René-Thierry Magon de la Villehuchet was born in Saint-Malo, into the Magon family, wealthy Breton shipbuilders. In 1978, he earned his MBA from HEC Paris. He moved to New York City in 1982.[4][5][6][7]
Career
In New York, Villehuchet was head of Interfinance, a brokerage firm, before becoming chairman and CEO of Crédit Lyonnais Securities USA in 1987. He also contributed to the founding of Apollo Management, financial management firm established by financier Leon Black.[6]
Later, he founded Access International Advisors, a research analyst investment agency which specialized in managing hedged and structured investment portfolios that involve commercial physical and biological research.[8][9] It had connections to wealthy and powerful aristocrats from Europe. Villehuchet's family had done business with many of these aristocrats and their ancestors for almost 300 years.[10]
Funds managed by Villehuchet enlisted intermediaries with links to some of Europe's high society to garner clients. The FBI and U.S. Securities and Exchange Commission (SEC) do not believe Villehuchet was involved personally in the US$50 billion fraudulent financial Ponzi scheme which Madoff was arrested for masterminding, on 11 December 2008. Bloomberg News reported on 2 January 2009 that the AIA funds had increased aggregate exposure to Madoff from 30% to 75% of a total US$3 billion assets in 2008, for a US$2.25 billion exposure. Investigators also identified a number of prominent investors who gave money to Villehuchet that was tied to the Madoff scandal:[further explanation needed]Philippe Junot, former husband of Princess Caroline of Monaco, and Prince Michael of Yugoslavia, as partner and investor-relations executive, respectively, in the firm; and Liliane Bettencourt, the world's wealthiest woman at the time (d. 2017), the 86-year-old daughter of L'Oréal founder Eugène Schueller.[11]

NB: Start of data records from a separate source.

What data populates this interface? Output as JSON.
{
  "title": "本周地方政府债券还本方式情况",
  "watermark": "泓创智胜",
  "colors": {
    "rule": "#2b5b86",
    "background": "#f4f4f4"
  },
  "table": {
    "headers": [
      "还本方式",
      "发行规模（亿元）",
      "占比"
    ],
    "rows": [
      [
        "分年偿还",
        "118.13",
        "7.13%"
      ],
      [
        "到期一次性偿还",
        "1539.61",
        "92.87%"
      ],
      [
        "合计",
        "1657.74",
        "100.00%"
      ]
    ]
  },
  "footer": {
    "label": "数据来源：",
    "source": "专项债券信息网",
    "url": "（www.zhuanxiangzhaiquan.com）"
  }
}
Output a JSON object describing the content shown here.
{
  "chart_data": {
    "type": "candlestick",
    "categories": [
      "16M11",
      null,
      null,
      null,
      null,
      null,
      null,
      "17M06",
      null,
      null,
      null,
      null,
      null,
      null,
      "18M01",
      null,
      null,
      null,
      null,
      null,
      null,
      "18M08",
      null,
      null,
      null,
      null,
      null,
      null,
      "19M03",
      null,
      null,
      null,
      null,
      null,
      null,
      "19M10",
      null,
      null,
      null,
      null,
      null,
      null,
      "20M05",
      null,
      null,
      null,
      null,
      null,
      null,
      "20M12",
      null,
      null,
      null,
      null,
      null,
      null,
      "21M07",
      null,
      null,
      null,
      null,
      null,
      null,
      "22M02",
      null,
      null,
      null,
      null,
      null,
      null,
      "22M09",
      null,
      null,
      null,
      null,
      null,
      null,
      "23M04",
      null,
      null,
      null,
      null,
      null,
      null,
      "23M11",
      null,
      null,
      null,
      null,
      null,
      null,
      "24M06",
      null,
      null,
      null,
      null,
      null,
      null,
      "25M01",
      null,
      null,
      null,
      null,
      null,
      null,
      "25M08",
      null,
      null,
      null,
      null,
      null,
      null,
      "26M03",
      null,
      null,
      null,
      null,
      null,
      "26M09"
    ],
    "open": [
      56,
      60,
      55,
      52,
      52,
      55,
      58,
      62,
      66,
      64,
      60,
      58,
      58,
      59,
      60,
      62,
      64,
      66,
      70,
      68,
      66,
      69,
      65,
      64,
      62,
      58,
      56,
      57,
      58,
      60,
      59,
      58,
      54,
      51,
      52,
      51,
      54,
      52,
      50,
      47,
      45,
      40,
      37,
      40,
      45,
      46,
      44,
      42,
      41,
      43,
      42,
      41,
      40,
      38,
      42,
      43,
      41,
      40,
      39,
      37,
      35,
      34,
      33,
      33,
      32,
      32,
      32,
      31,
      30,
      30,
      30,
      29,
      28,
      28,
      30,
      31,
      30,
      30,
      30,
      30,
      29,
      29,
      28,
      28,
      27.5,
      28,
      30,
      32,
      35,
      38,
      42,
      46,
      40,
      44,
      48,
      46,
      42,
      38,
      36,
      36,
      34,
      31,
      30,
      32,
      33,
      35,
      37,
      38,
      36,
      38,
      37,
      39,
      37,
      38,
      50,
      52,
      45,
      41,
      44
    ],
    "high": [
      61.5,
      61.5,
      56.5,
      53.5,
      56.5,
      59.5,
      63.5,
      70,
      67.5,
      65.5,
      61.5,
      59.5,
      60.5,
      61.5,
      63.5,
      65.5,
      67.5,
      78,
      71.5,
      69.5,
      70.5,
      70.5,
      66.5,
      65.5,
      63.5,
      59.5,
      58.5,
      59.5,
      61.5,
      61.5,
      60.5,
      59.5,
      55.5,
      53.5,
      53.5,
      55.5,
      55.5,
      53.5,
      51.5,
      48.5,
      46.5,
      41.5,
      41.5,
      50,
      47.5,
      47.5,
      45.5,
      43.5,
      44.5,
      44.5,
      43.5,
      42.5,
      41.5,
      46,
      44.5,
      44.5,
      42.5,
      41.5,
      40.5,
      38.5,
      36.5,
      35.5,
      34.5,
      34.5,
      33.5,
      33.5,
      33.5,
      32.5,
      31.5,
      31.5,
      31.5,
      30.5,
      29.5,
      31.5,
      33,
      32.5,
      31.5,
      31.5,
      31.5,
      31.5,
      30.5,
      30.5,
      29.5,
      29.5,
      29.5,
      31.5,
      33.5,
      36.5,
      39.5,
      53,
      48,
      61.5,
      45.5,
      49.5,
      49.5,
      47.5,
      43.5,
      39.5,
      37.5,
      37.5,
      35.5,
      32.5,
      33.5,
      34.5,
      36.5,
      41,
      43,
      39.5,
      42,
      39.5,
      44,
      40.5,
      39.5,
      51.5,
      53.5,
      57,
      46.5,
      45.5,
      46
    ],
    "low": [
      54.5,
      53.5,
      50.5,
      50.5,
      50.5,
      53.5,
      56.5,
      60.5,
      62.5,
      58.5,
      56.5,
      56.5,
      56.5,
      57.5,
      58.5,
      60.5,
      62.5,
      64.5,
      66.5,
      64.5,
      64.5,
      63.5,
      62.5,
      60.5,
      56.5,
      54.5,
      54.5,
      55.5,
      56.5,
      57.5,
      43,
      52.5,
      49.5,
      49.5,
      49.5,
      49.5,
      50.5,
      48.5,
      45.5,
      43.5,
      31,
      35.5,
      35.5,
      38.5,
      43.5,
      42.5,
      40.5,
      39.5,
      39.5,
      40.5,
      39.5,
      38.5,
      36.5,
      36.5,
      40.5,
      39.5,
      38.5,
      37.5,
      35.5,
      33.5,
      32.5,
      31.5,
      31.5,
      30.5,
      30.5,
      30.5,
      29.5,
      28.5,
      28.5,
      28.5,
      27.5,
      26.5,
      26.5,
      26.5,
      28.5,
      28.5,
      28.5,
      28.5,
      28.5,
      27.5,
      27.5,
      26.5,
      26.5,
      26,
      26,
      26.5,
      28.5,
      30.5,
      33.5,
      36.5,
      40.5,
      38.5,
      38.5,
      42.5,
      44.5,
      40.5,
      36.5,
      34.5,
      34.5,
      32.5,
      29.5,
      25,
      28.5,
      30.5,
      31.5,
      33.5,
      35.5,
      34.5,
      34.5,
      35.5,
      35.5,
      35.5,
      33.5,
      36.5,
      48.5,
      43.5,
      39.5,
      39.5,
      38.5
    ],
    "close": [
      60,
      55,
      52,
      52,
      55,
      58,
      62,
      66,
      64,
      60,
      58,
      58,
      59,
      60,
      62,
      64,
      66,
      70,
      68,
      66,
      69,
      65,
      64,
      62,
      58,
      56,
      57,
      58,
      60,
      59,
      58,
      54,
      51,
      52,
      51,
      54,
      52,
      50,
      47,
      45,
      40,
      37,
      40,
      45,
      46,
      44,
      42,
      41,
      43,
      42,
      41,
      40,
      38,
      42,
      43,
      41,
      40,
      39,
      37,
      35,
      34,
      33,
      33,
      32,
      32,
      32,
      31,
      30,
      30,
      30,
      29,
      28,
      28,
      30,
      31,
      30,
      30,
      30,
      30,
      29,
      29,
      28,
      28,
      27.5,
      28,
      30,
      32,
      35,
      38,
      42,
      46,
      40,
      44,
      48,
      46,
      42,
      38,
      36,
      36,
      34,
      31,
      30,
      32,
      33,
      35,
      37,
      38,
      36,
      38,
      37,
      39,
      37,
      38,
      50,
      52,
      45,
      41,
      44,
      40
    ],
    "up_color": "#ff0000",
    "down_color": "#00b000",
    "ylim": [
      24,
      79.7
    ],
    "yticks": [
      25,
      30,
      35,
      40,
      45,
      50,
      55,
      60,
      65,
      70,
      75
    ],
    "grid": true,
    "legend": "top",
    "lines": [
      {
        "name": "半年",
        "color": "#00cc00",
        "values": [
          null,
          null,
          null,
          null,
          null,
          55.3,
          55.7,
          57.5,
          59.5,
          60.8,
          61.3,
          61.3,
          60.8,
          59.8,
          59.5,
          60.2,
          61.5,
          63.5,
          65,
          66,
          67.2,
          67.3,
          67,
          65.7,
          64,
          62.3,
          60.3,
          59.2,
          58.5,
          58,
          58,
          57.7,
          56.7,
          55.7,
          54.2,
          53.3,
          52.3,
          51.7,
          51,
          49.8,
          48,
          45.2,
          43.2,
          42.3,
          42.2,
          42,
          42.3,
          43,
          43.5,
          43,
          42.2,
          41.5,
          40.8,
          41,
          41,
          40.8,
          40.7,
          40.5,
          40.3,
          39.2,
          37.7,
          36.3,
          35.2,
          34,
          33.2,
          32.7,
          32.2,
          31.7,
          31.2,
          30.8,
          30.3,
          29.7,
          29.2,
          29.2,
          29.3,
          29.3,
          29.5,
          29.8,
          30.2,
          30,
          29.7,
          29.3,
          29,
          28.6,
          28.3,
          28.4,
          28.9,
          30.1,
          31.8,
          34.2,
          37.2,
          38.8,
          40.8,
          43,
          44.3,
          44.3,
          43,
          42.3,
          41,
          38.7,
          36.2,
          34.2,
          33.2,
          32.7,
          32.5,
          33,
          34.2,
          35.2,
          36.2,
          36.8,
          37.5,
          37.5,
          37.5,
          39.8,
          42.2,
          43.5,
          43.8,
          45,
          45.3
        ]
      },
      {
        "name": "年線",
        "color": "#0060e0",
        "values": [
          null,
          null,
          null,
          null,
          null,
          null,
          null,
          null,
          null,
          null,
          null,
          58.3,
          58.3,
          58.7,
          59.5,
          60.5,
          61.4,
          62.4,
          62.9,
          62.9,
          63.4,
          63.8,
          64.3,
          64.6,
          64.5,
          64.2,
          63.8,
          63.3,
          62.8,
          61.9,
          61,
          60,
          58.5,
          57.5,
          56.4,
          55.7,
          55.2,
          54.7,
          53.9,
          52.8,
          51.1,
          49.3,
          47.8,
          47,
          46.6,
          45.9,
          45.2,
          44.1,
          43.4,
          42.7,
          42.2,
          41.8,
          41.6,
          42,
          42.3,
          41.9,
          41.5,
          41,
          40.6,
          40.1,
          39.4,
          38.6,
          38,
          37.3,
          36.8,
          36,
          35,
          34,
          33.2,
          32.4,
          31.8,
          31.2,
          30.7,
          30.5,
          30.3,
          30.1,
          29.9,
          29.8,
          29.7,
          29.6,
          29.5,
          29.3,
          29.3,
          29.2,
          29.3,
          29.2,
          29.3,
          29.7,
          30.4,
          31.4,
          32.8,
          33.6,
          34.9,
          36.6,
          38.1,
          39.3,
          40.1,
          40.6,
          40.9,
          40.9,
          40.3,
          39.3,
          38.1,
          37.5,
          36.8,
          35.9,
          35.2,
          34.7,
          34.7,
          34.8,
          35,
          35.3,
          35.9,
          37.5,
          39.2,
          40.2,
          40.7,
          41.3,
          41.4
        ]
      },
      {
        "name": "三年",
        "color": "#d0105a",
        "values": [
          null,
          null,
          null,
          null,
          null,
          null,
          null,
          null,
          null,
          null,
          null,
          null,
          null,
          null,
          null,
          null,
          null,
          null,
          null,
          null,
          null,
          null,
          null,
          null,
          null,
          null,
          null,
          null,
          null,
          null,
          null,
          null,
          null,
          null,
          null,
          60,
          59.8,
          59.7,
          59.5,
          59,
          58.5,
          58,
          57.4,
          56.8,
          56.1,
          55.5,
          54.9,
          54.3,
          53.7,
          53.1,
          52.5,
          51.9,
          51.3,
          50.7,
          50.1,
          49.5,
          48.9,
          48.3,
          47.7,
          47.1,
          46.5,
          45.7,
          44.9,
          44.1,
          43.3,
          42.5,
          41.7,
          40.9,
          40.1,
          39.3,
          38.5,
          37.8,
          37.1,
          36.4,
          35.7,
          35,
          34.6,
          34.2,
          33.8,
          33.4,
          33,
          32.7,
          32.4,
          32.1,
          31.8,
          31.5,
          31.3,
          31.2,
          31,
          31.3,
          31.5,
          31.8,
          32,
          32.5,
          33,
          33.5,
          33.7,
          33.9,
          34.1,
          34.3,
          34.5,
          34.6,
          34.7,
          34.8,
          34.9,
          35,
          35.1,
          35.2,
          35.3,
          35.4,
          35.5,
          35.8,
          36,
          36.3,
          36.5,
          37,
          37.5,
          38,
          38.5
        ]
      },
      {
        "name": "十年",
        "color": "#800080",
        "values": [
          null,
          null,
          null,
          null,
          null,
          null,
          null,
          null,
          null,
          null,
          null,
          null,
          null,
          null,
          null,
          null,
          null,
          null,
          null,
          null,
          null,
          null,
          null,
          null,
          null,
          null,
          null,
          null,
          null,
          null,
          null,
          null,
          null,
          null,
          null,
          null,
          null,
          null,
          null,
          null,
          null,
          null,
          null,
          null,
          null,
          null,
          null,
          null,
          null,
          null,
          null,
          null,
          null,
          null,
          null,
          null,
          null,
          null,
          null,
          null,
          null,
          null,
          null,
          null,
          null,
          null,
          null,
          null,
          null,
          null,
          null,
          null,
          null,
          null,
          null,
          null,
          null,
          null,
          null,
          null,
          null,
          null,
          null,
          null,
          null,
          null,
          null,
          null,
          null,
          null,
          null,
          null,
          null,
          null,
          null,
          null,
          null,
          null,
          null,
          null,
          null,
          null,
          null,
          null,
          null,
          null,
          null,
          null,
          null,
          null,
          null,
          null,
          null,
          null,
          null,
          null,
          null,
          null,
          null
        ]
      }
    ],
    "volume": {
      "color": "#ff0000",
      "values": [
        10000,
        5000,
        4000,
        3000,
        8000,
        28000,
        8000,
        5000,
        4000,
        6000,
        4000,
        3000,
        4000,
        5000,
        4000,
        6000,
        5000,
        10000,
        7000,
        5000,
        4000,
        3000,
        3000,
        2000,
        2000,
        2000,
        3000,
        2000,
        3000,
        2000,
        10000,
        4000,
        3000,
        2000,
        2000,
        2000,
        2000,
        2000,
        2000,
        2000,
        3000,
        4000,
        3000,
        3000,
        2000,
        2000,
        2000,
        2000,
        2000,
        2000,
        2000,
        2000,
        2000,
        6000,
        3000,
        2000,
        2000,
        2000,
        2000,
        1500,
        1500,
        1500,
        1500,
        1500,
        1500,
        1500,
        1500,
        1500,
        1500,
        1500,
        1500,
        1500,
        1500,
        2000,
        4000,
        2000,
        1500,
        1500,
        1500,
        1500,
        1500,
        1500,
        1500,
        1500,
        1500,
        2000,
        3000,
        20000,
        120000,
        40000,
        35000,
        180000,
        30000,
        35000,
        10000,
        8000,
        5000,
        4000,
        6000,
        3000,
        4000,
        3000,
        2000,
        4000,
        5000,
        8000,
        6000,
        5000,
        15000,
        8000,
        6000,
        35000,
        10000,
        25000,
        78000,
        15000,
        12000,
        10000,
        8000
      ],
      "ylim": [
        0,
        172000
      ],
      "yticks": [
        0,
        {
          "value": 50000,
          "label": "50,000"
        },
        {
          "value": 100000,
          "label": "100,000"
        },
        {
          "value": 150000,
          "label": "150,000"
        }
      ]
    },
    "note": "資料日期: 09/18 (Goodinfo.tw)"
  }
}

According to The New York Times, Villehuchet's older brother Bertrand said his brother was connected to Madoff by Thierry's partner in AIA, Patrick Littaye [fr], another French banker, and that Thierry had not known Madoff personally. "He had a true concept of capitalism", Bertrand Magon de la Villehuchet, 74, said of his brother, quoted in the Times. "He felt responsible and he felt guilty. Today, in the financial world, there is no responsibility; no one wants to shoulder the blame."[4]
Bloomberg reported Bertrand had invested 20% of his assets in an AIA/Madoff fund and also reported René-Thierry had founded Access in 1994 with Littaye. The two had met at Paribas in 1970.[11] In February 2009, Littaye denied having heard of whistleblower Harry Markopolos' accusations against Madoff in the years before the scandal broke, and said Madoff was "of course" exempted from the usual handwriting analysis (graphology) which was among the due diligence efforts AIA made with its outside fund managers.[12] In his book, No One Would Listen, Markopolos recalled that he developed an alternative product to Madoff for his then-employer, Rampart Investment Management. In 2002, while touring Europe alongside de la Villehuchet to recruit potential investors, Markopolos recalled hearing managers from 14 separate funds claim that Madoff's investment advisory arm was "closed," but that their fund was the only source of new money for Madoff–a classic "robbing Peter to pay Paul" scenario.[10]
Over the last two decades of his life, Villehuchet was renovating and organizing the archives of Le Château de Plouër[13] in Plouër-sur-Rance, Brittany, which he inherited from an uncle.[4]
The AIA Group had lost $1.5 billion, including Villehuchet and Littaye's personal fortunes. Villehuchet had been warned months earlier that Madoff might be engaging in fraud, but dismissed the warning.[16] After Madoff's Ponzi scheme imploded, he held some hope that he would be able to recover a portion of his money,[10] but by 18 December, a week after Madoff's arrest, he realized that he and AIA were finished.[17] He had no means to pay his employees, and there were rumours of criminal charges in Europe. A friend told him, "Your professional life is over."[17] When it became apparent that the money was irretrievably lost, he chose to take his own life.[10]
It was determined that Villehuchet died by suicide on the night of 22 December. He locked himself in his office, took sleeping pills, and slit his left wrist and biceps. According to reports, his arm was placed over a garbage pail, to avoid leaving a mess.[18][4] Although no suicide note was found at the scene, his brother in France received a note shortly after his death in which he expressed remorse and a feeling of responsibility.[4]